Il se retourna et prit la direction de l’infirmerie. Le souverain elladien s’y trouvait. Dès que le paladin fut rentré, il serra sa main ensanglantée. Il avait du sentir le liquide chaud car il s’essuya sur son manteau.
- Que diable avez-vous encore fait ?
- J’ai fait une promesse.
- Une… ? Soit, là n’est pas le problème.
- Où est-il, selon vous ?
- Serbijia arrive, commandant ! Nous n’avons pas la puissance nécessaire pour les refouler ; ces hommes sont des assoiffés de sang, de guerre et de mort. Nos hommes ont toujours compté sur la tempête pour protéger la ville, mais si Alaric est vraiment un paladin, il trouvera un moyen de stopper le vent.

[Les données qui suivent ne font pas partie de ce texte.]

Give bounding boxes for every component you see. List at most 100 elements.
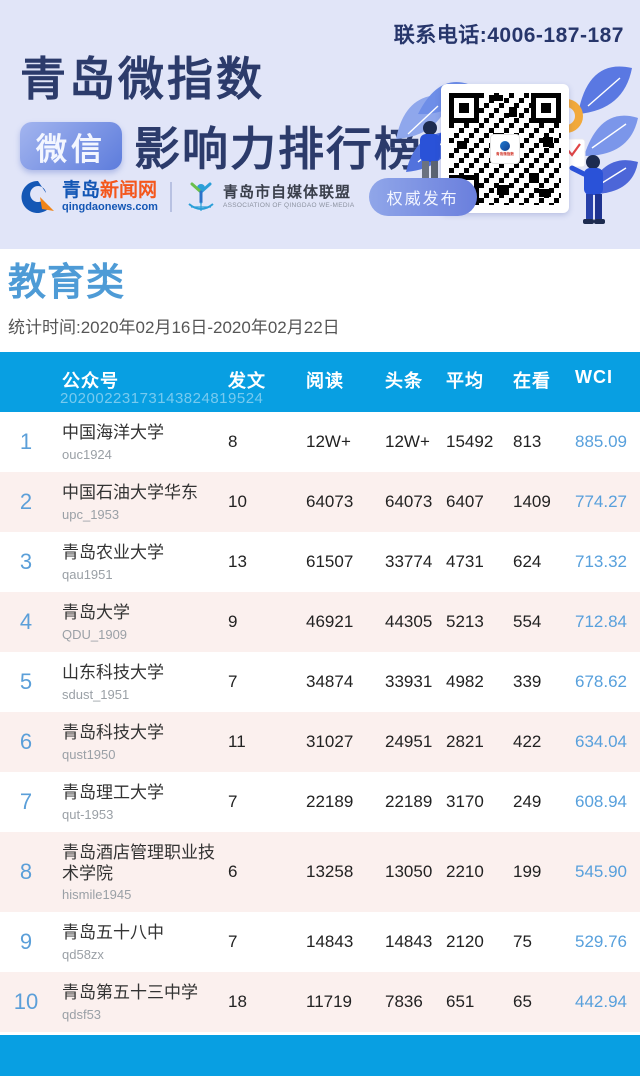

- Je sais cela, mais je n’ai pas encore assez de force pour rivaliser avec cet homme. Il n’attaquerait pas Ellada Arma s’il n’était pas sur de lui. Nous devons les prendre par surprise, Elladen. C’est notre seule chance de résister à leurs assauts.
- Que faire ? Nos éclaireurs indiquent que des milliers de cavaliers avancent vers nous. Ils seront là dans une poignée de jours !
- Avez-vous confiance en vos hommes, Monsieur ?
- Certes oui, ils sont loyaux et braves.
- Alors envoyez votre cavalerie dans la plaine afin qu’ils installent rapidement un camp de garnison. Cette barrière les stoppera dans leur avancée et nous permettra de fortifier la ville du mieux que nous pouvons.
- Ma cavalerie? Mais vous êtes fous, ma parole ! Qui défendra la ville ?
- Vous et moi, Elladen. Votre infanterie n’est elle pas en mesure de protéger des remparts ? Votre fierté ne l’est elle pas encore plus ?
- Vous avez raison, Ark. Vous parlez bien et vite. Nous vous suivons dans votre folie, mon ami.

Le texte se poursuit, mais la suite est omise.